Baiano. Proteatro, in scena al Colosseo. Ditegli sempre di sì, è sold out alla “prima”. Si replica in serata e domani            Una testimonianza di fiducia, quella del pubblico, ripagata al meglio dalla rappresentazione di Ditegli sempre di , commedia del repertorio classico di Eduardo De Filippo; e l’aggettivazione  classico, naturalmente, corrisponde alle valenze di quel comun senso popolare che permette di leggere in profondità la condizione degli esseri umani e l’autenticità del reale, a cui conferisce un’impronta  con l’elaborazione registica di Franco Scotto. Una giostra, in cui si rincorrono molteplici e variegate situazioni di schietta comicità, filtrate da equivoci e ambiguità tra  ciò che appare ed è ritenuto normale e ciò che normale non appare né è ritenuto tale,  tra ciò che si dice  e ciò che non si deve né può dire, per convenzione e convenienza, con l’ipocrisia che fa velo alla pura e nuda verità, vanificandola.

            Un racconto reso vivo e intenso da Franco Pinelli, nella veste di Michele Murri, il protagonista dimesso dal manicomio, alle cui bizzarrie- o che tali sono considerate- s’innesca l’intero  movimento in scena, per una recitazione in cui risalta la padronanza dei ritmi e toni espressivi, di cui vale Pinelli, conoscitore attento e perspicace dell’arte teatrale.  Ed è lo spumeggiante ed estroso Antonio Lippiello, a fargli da alter ego, dando forma, voce e vita a Luigi Spada, l’eclettico giovane che insegue sogni e aspirazioni di profilo letterario, che, però, restano allo stato embrionale di velleità.

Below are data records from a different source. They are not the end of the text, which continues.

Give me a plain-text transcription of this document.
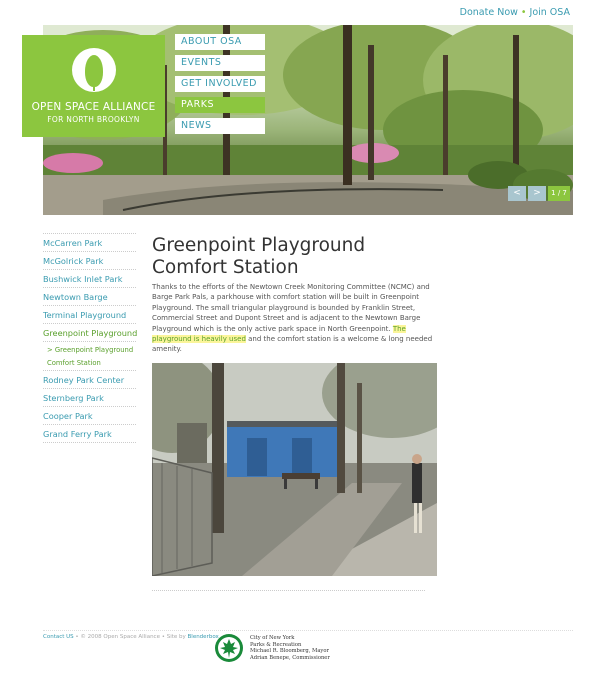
Donate Now • Join OSA
OPEN SPACE ALLIANCE
FOR NORTH BROOKLYN
ABOUT OSA
EVENTS
GET INVOLVED
PARKS
NEWS
<	>	1 / 7
McCarren Park
McGolrick Park
Bushwick Inlet Park
Newtown Barge
Terminal Playground
Greenpoint Playground
> Greenpoint Playground
Comfort Station
Rodney Park Center
Sternberg Park
Cooper Park
Grand Ferry Park
Greenpoint Playground
Comfort Station
Thanks to the efforts of the Newtown Creek Monitoring Committee (NCMC) and Barge Park Pals, a parkhouse with comfort station will be built in Greenpoint Playground. The small triangular playground is bounded by Franklin Street, Commercial Street and Dupont Street and is adjacent to the Newtown Barge Playground which is the only active park space in North Greenpoint. The playground is heavily used and the comfort station is a welcome & long needed amenity.
Contact US • © 2008 Open Space Alliance • Site by Blenderbox	City of New York
Parks & Recreation
Michael R. Bloomberg, Mayor
Adrian Benepe, Commissioner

Di gran stile e sicurezza, l’interpretazione di Mariella Del Basso, nel ruolo di Teresa Lo Giudice, sorella di Michele Murri che copre, fin che può, la condizione del fratello ch’è stato in terapia ospite per un anno di un manicomio. Un segreto da nascondere agli altri, che, tuttavia, sono tenuti ad assecondare in tutto e per tutto Michele Murri.

            Calato alla perfezione nel  ruolo di don Giovanni Altamura, il baldo padrone di casa, dove vive l’avvenente e garbata Teresa Lo Giudice, è Felice D’Anna, nell’animare la figura del signorotto che piega e quasi rimuove da sé  l’altera sicumera – tipica  dei benestanti redditieri, padroni di casa, terre e cavalli, com’era uso dire nei tempi andati- ogni qual volta s’imbatte in Teresa. O fa di tutto per incontrarla. Doppio il ruolo, interpretato da Alberto Tortora, nel dare profilo ed espressività a Ettore e Attilio; una duplicità che concorre alle macchinazioni degli equivoci, di cui sono portatori- assennati e dissennati, a seconda dell’angolatura visuale scelta-   Michele Murri e Luigi Strada. A completare, il cast Lucrezia Passarelli, nelle vesti della discreta e preziosa Evelina. Ben intonati i ritmi musicali  che accompagnano le canzoni, in voga negli anni ’70.

            “La scelta registica, che mi è sembrato interessante adottare, è quella che si lega al rapporto del testo di Eduardo De Filippo con i nostri giorni- spiega Franco Scotto– tenendo presente che Ditegli sempre di nell’impostazione generale e ispiratrice risale agli anni ’20. L’elaborazione implica- aggiunge- non solo l’ambientazione  scenica in un manicomio, ma anche la stretta correlazione tra Michele Murri e Luigi Strada. Nella realtà, Luigi Strada è Michele Murri, ancora giovane. E il labirinto della mente di Michele Murri corrisponde  alla stanza del manicomio di cui è ospite “.